Germany could deploy a missile warning system in space, military chiefs have revealed.
The defence ministry said a new space command would begin work in April involving almost 100 military personnel.
It said there were no plans to cut ties with Elon Musk’s SpaceX, but that a new German satellite was being studied.
Defence officials revealed their thinking on space in 40 pages of documents released to German MPs.
“Security in space has become a focal point for Germany and the armed forces,” they said.
“Russia and China are investing in technologies and capabilities with which they could threaten or damage military or civilian space systems, or limit Germany’s access to, use of and freedom of manoeuvre in space.”
Britain is still waiting on a first launch from its soil after delays to a mission backed by Sir Richard Branson.
Two satellites from French company Airbus crashed into the Atlantic Ocean after a failed launch from French Guiana last month.
Despite these setbacks, Europe’s space agency wants to make 2023 a landmark year with a first solo mission to Jupiter and the launch of a new-generation rocket.
Germany faces space threats
Only the US and Russia have missile warning systems in space.
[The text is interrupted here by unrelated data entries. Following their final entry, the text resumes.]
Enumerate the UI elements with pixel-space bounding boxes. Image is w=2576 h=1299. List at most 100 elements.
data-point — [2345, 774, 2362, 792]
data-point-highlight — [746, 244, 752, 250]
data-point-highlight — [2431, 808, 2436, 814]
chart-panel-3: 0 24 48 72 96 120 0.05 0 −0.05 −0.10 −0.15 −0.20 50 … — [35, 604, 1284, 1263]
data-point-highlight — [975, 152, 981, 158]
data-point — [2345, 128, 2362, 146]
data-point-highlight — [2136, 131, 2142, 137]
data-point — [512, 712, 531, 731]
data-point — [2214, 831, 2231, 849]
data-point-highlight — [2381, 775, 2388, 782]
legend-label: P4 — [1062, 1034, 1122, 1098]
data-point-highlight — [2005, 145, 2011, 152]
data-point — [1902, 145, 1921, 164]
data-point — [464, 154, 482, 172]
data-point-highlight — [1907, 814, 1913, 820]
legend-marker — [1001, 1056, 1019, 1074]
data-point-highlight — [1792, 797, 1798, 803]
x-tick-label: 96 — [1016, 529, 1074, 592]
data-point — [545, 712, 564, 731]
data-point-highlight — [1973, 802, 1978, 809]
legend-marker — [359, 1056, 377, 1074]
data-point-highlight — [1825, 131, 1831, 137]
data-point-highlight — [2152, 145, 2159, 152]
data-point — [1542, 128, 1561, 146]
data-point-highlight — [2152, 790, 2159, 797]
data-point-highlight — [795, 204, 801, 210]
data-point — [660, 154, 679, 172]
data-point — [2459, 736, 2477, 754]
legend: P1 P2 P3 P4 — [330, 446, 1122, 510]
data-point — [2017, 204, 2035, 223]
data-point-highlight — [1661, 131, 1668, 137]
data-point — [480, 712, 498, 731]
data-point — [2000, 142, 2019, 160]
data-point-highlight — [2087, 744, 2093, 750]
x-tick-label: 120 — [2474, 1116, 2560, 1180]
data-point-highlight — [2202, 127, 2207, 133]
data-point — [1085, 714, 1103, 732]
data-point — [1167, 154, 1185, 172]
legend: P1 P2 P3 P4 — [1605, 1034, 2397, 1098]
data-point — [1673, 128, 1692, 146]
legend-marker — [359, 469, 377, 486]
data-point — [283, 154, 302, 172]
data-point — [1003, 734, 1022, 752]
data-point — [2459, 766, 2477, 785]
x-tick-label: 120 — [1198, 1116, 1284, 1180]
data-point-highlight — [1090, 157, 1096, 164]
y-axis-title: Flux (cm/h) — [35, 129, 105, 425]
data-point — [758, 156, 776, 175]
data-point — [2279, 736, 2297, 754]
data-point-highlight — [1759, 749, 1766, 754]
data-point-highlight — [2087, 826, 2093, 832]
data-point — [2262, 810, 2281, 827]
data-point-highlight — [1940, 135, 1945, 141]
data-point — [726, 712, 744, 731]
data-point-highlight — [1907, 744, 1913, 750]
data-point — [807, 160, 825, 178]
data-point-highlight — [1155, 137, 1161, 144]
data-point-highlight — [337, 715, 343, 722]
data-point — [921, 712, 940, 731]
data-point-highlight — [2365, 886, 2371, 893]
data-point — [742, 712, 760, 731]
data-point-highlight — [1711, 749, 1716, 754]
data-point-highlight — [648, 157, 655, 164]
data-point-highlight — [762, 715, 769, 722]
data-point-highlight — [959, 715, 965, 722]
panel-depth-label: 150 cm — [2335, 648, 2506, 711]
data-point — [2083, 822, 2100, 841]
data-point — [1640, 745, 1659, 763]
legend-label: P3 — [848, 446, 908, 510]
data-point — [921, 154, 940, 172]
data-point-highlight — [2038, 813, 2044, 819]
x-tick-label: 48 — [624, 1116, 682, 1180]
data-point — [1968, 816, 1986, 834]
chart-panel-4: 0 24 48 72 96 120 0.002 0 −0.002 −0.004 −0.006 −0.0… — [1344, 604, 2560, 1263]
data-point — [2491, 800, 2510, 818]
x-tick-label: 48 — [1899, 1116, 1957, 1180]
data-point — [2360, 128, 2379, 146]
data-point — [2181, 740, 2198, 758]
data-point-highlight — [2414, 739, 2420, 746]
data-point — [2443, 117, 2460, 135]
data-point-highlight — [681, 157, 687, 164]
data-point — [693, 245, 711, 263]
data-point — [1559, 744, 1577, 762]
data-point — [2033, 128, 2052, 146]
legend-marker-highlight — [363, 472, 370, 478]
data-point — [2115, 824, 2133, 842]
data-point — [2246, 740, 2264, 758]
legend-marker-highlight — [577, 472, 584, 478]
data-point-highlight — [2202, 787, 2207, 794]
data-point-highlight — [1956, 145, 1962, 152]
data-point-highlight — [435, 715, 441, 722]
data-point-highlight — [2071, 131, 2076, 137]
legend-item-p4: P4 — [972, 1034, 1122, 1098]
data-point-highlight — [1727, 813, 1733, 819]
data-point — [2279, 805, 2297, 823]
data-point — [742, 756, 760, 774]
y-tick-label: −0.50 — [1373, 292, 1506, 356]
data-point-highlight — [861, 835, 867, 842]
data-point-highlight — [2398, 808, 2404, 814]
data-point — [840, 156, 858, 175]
But Germany's armed forces are "concretely studying the possibility", the government said.
“The timeline for building such a capability is currently being investigated," it said in the military papers.
It comes amid a €100 billion ($106 billion) upgrade to Germany's military forces after Russia's invasion of Ukraine.
Addressing questions from MPs, the ministry would not be drawn on whether a provocation in space could trigger Nato’s Article 5 mutual defence clause.
The Nato treaty is mainly about the defence of allied territory on the ground, and a response to any space attack would depend on the facts at the time, officials said.
The new German space commando will have 91 personnel when it begins work in April and more than double in size by 2027.
It will answer to the head of the air force and follow Britain’s formation of a space command in 2021 and France’s in 2019.
Britain awaits first launch
A rocket made by Sir Richard Branson’s Virgin Orbit has been waiting for months to make the first space launch from British soil.
Planned for last summer, the launch slipped back to autumn and then into 2023. Virgin finally received the required safety permits on December 21.
The rocket is expected to take off from Cornwall, in south-west England, where rehearsals have taken place at an airport in Newquay.
Britain regards its long coastline and high-tech space sector as selling points in the commercial launch market.
Wales wants to be a space industry centre in its own right, hoping to attract jobs and rebuild its manufacturing sector.
One Welsh company, Space Forge, has a slot on the Virgin launch and plans to use the extreme conditions of space to make yet-undiscovered materials on its satellite.
A pair of Earth satellites built by Airbus in Toulouse, France, were meant to join two others in orbit at the end of 2022, serving civilian and military clients.
It all went wrong when the launcher failed only minutes after blasting off from French Guiana, and the rocket and satellites were lost.
Airbus, which is part-owned by the French government, said it was a “challenging moment” for those who built the spacecraft.
Despite that setback, France plans to invest more than €3 billion ($3.2 billion) in space in the coming years, including in new European rockets.
The Guiana spaceport, on the South American mainland, will get a €900 million ($954.4 million) revamp to make it more environmentally friendly.
A French-Italian venture, Thales Alenia Space, meanwhile, is setting itself up as a rival to Wales’s Space Forge. It signed a contract last month to build what it calls the “first floating space factory".
Europe takes on Jupiter
The European Space Agency's first solo mission to Jupiter is due to launch in April, beginning a decade-long quest to explore the planet's moons.
The Jupiter Icy Moons Explorer, or Juice, is expected to reach the planet in 2031. After joint ventures with Nasa in the 1990s, it will be the first Jupiter mission run almost entirely by the ESA.
The spacecraft will explore the surfaces of Ganymede, Europa and Callisto and ask whether life could exist on Jupiter’s moons.
If all goes well, it will be the last time an Ariane 5 launcher blasts off from Europe’s spaceport in French Guiana, on the South American mainland.
By late 2023, it is hoped, the new Ariane 6 could be ready for launch after repeated delays pushed back a 2020 start date.
The ESA has been handed an increased budget of €4.8 billion ($5.1 billion) until 2027 as Europe tries to become less reliant on other spacefaring powers.
Russia has said it will withdraw from the International Space Station by 2024, while the crises in Ukraine and Afghanistan have made some in Europe nervous about their military reliance on the US.